If you have no 3-phase equipment, there is no need for the complexity, expense and limitations of a 3-phase solar installation.
Nevertheless, you will be faced with rewiring your DB regardless, so it is best to have a semblance of a strategy. So in broad strokes:
Use the first phase for all your essentials. These are the lighter loads that are deemed essential.
Certain Lights, routers, security alarms, fridges etc. Think about attaining maximum convenience from minimal power.
This is the phase that your solar will supply constantly.
That is where most installations would stop, and all other circuits would be spread across the remaining two phases.
I propose going a bit further whilst you are at it.

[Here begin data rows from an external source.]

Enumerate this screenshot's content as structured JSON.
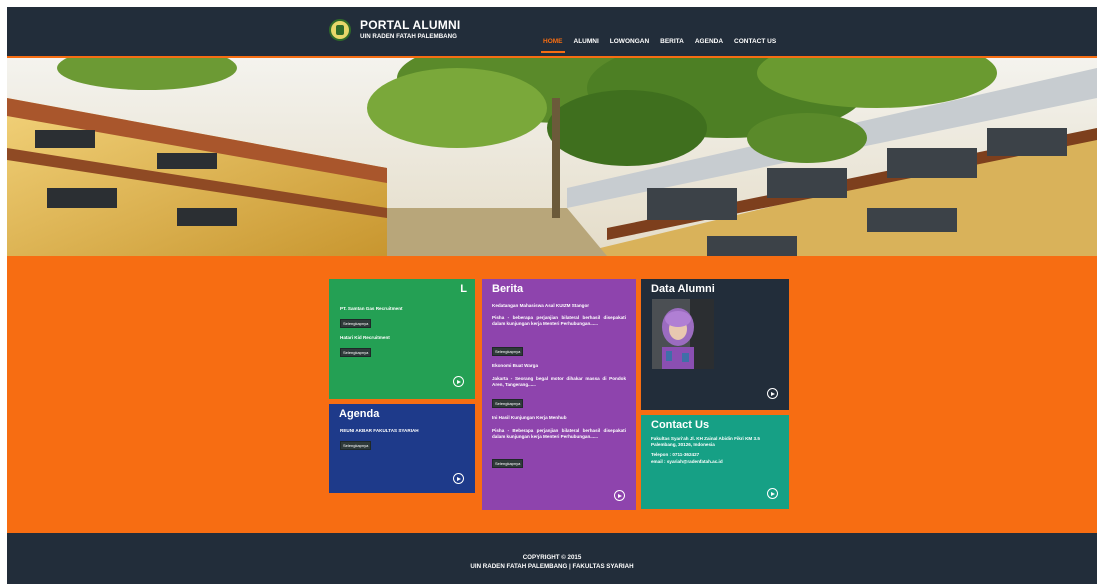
{
  "header": {
    "title": "PORTAL ALUMNI",
    "subtitle": "UIN RADEN FATAH PALEMBANG",
    "nav": [
      "HOME",
      "ALUMNI",
      "LOWONGAN",
      "BERITA",
      "AGENDA",
      "CONTACT US"
    ]
  },
  "lowongan": {
    "title": "L",
    "items": [
      {
        "title": "PT. Samtan Gas Recruitment",
        "more": "Selengkapnya"
      },
      {
        "title": "Hatari Kid Recruitment",
        "more": "Selengkapnya"
      }
    ]
  },
  "agenda": {
    "title": "Agenda",
    "item": "REUNI AKBAR FAKULTAS SYARIAH",
    "more": "Selengkapnya"
  },
  "berita": {
    "title": "Berita",
    "items": [
      {
        "title": "Kedatangan Mahasiswa Asal KUIZM Stangor",
        "text": "Pisha - beberapa perjanjian bilateral berhasil disepakati dalam kunjungan kerja Menteri Perhubungan......",
        "more": "Selengkapnya"
      },
      {
        "title": "Ekonomi Buat Warga",
        "text": "Jakarta - Seorang begal motor dihakar massa di Pondok Aren, Tangerang......",
        "more": "Selengkapnya"
      },
      {
        "title": "Ini Hasil Kunjungan Kerja Menhub",
        "text": "Pisha - Beberapa perjanjian bilateral berhasil disepakati dalam kunjungan kerja Menteri Perhubungan......",
        "more": "Selengkapnya"
      }
    ]
  },
  "alumni": {
    "title": "Data Alumni"
  },
  "contact": {
    "title": "Contact Us",
    "lines": [
      "Fakultas Syari'ah Jl. KH Zainal Abidin Fikri KM 3.5 Palembang, 30126, Indonesia",
      "Telepon : 0711-362427",
      "email : syariah@radenfatah.ac.id"
    ]
  },
  "footer": {
    "copyright": "COPYRIGHT © 2015",
    "line2": "UIN RADEN FATAH PALEMBANG | FAKULTAS SYARIAH"
  },
  "icons": [
    "logo-icon",
    "arrow-right-circle-icon"
  ],
  "colors": {
    "accent": "#f76d12",
    "dark": "#222d3a",
    "green": "#24a054",
    "blue": "#1e3a8a",
    "purple": "#8e44ad",
    "teal": "#16a085"
  }
}
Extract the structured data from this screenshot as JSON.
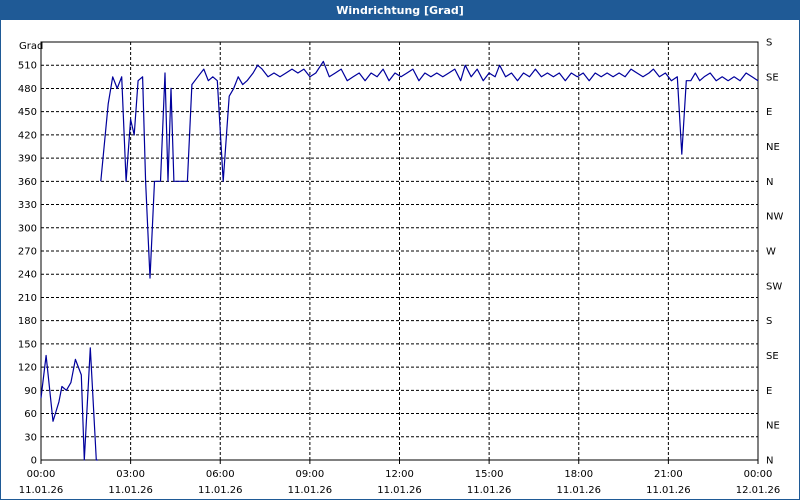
{
  "window": {
    "title": "Windrichtung [Grad]"
  },
  "chart_data": {
    "type": "line",
    "title": "Windrichtung [Grad]",
    "ylabel": "Grad",
    "xlabel": "",
    "x_unit": "hours since 11.01.26 00:00",
    "xlim": [
      0,
      24
    ],
    "ylim": [
      0,
      540
    ],
    "grid": true,
    "x_ticks": [
      {
        "time": "00:00",
        "date": "11.01.26",
        "x": 0
      },
      {
        "time": "03:00",
        "date": "11.01.26",
        "x": 3
      },
      {
        "time": "06:00",
        "date": "11.01.26",
        "x": 6
      },
      {
        "time": "09:00",
        "date": "11.01.26",
        "x": 9
      },
      {
        "time": "12:00",
        "date": "11.01.26",
        "x": 12
      },
      {
        "time": "15:00",
        "date": "11.01.26",
        "x": 15
      },
      {
        "time": "18:00",
        "date": "11.01.26",
        "x": 18
      },
      {
        "time": "21:00",
        "date": "11.01.26",
        "x": 21
      },
      {
        "time": "00:00",
        "date": "12.01.26",
        "x": 24
      }
    ],
    "y_ticks": [
      0,
      30,
      60,
      90,
      120,
      150,
      180,
      210,
      240,
      270,
      300,
      330,
      360,
      390,
      420,
      450,
      480,
      510
    ],
    "right_axis": [
      {
        "label": "N",
        "y": 0
      },
      {
        "label": "NE",
        "y": 45
      },
      {
        "label": "E",
        "y": 90
      },
      {
        "label": "SE",
        "y": 135
      },
      {
        "label": "S",
        "y": 180
      },
      {
        "label": "SW",
        "y": 225
      },
      {
        "label": "W",
        "y": 270
      },
      {
        "label": "NW",
        "y": 315
      },
      {
        "label": "N",
        "y": 360
      },
      {
        "label": "NE",
        "y": 405
      },
      {
        "label": "E",
        "y": 450
      },
      {
        "label": "SE",
        "y": 495
      },
      {
        "label": "S",
        "y": 540
      }
    ],
    "line_color": "#00009c",
    "series": [
      {
        "segments": [
          [
            [
              0.0,
              80
            ],
            [
              0.17,
              135
            ],
            [
              0.4,
              50
            ],
            [
              0.6,
              75
            ],
            [
              0.7,
              95
            ],
            [
              0.85,
              90
            ],
            [
              1.0,
              100
            ],
            [
              1.15,
              130
            ],
            [
              1.35,
              110
            ],
            [
              1.45,
              0
            ],
            [
              1.65,
              145
            ],
            [
              1.85,
              0
            ],
            [
              1.9,
              0
            ]
          ],
          [
            [
              2.0,
              360
            ],
            [
              2.25,
              460
            ],
            [
              2.4,
              495
            ],
            [
              2.55,
              480
            ],
            [
              2.7,
              495
            ],
            [
              2.85,
              360
            ],
            [
              3.0,
              440
            ],
            [
              3.12,
              420
            ],
            [
              3.25,
              490
            ],
            [
              3.4,
              495
            ],
            [
              3.5,
              360
            ],
            [
              3.65,
              235
            ],
            [
              3.8,
              360
            ],
            [
              4.0,
              360
            ],
            [
              4.15,
              500
            ],
            [
              4.25,
              360
            ],
            [
              4.35,
              480
            ],
            [
              4.45,
              360
            ],
            [
              4.6,
              360
            ],
            [
              4.75,
              360
            ],
            [
              4.9,
              360
            ],
            [
              5.05,
              485
            ],
            [
              5.25,
              495
            ],
            [
              5.45,
              505
            ],
            [
              5.6,
              490
            ],
            [
              5.75,
              495
            ],
            [
              5.9,
              490
            ],
            [
              6.1,
              360
            ],
            [
              6.3,
              470
            ],
            [
              6.45,
              480
            ],
            [
              6.6,
              495
            ],
            [
              6.75,
              485
            ],
            [
              6.9,
              490
            ],
            [
              7.1,
              500
            ],
            [
              7.25,
              510
            ],
            [
              7.4,
              505
            ],
            [
              7.6,
              495
            ],
            [
              7.8,
              500
            ],
            [
              8.0,
              495
            ],
            [
              8.2,
              500
            ],
            [
              8.4,
              505
            ],
            [
              8.6,
              500
            ],
            [
              8.8,
              505
            ],
            [
              9.0,
              495
            ],
            [
              9.2,
              500
            ],
            [
              9.45,
              515
            ],
            [
              9.65,
              495
            ],
            [
              9.85,
              500
            ],
            [
              10.05,
              505
            ],
            [
              10.25,
              490
            ],
            [
              10.45,
              495
            ],
            [
              10.65,
              500
            ],
            [
              10.85,
              490
            ],
            [
              11.05,
              500
            ],
            [
              11.25,
              495
            ],
            [
              11.45,
              505
            ],
            [
              11.65,
              490
            ],
            [
              11.85,
              500
            ],
            [
              12.05,
              495
            ],
            [
              12.25,
              500
            ],
            [
              12.45,
              505
            ],
            [
              12.65,
              490
            ],
            [
              12.85,
              500
            ],
            [
              13.05,
              495
            ],
            [
              13.25,
              500
            ],
            [
              13.45,
              495
            ],
            [
              13.65,
              500
            ],
            [
              13.85,
              505
            ],
            [
              14.05,
              490
            ],
            [
              14.2,
              510
            ],
            [
              14.4,
              495
            ],
            [
              14.6,
              505
            ],
            [
              14.8,
              490
            ],
            [
              15.0,
              500
            ],
            [
              15.2,
              495
            ],
            [
              15.35,
              510
            ],
            [
              15.55,
              495
            ],
            [
              15.75,
              500
            ],
            [
              15.95,
              490
            ],
            [
              16.15,
              500
            ],
            [
              16.35,
              495
            ],
            [
              16.55,
              505
            ],
            [
              16.75,
              495
            ],
            [
              16.95,
              500
            ],
            [
              17.15,
              495
            ],
            [
              17.35,
              500
            ],
            [
              17.55,
              490
            ],
            [
              17.75,
              500
            ],
            [
              17.95,
              495
            ],
            [
              18.15,
              500
            ],
            [
              18.35,
              490
            ],
            [
              18.55,
              500
            ],
            [
              18.75,
              495
            ],
            [
              18.95,
              500
            ],
            [
              19.15,
              495
            ],
            [
              19.35,
              500
            ],
            [
              19.55,
              495
            ],
            [
              19.75,
              505
            ],
            [
              19.95,
              500
            ],
            [
              20.15,
              495
            ],
            [
              20.35,
              500
            ],
            [
              20.5,
              505
            ],
            [
              20.7,
              495
            ],
            [
              20.9,
              500
            ],
            [
              21.1,
              490
            ],
            [
              21.3,
              495
            ],
            [
              21.45,
              395
            ],
            [
              21.6,
              490
            ],
            [
              21.75,
              490
            ],
            [
              21.9,
              500
            ],
            [
              22.05,
              490
            ],
            [
              22.2,
              495
            ],
            [
              22.4,
              500
            ],
            [
              22.6,
              490
            ],
            [
              22.8,
              495
            ],
            [
              23.0,
              490
            ],
            [
              23.2,
              495
            ],
            [
              23.4,
              490
            ],
            [
              23.6,
              500
            ],
            [
              23.8,
              495
            ],
            [
              24.0,
              490
            ]
          ]
        ]
      }
    ]
  }
}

Use the second phase for all your heavy loads that are not time critical. There will be a time when you have a surplus of solar ( midday). This is when you want to use this surplus power. Pool pump, washing machine, geyser etc. These are the power-hungry essentials.
This is the phase that your solar can also supply, but optionally, when you allow it.
The third phase for everything else that you are prepared to do without.
The Solar never supplies these loads.
The strategy is always to supply the essentials phase, and when batteries are charged, and there is a surplus to put it into the phase with the essential power guzzlers.
The third phase is the nice-to-have when there is ESKOM.
Try and keep some semblance of a phase balance, but it isn’t essential.
Of course, you can decide which phase does what. (The first phase might actually be L3 as opposed to L1).
Check which phases are already weighted in favour of a certain application by virtue of what circuits pre-exist on them.
This strategy will allow you flexibility in the future. You may as well do it now whilst the circuits are going to be redirected. It won’t cost that much extra now, but it will be expensive to implement later.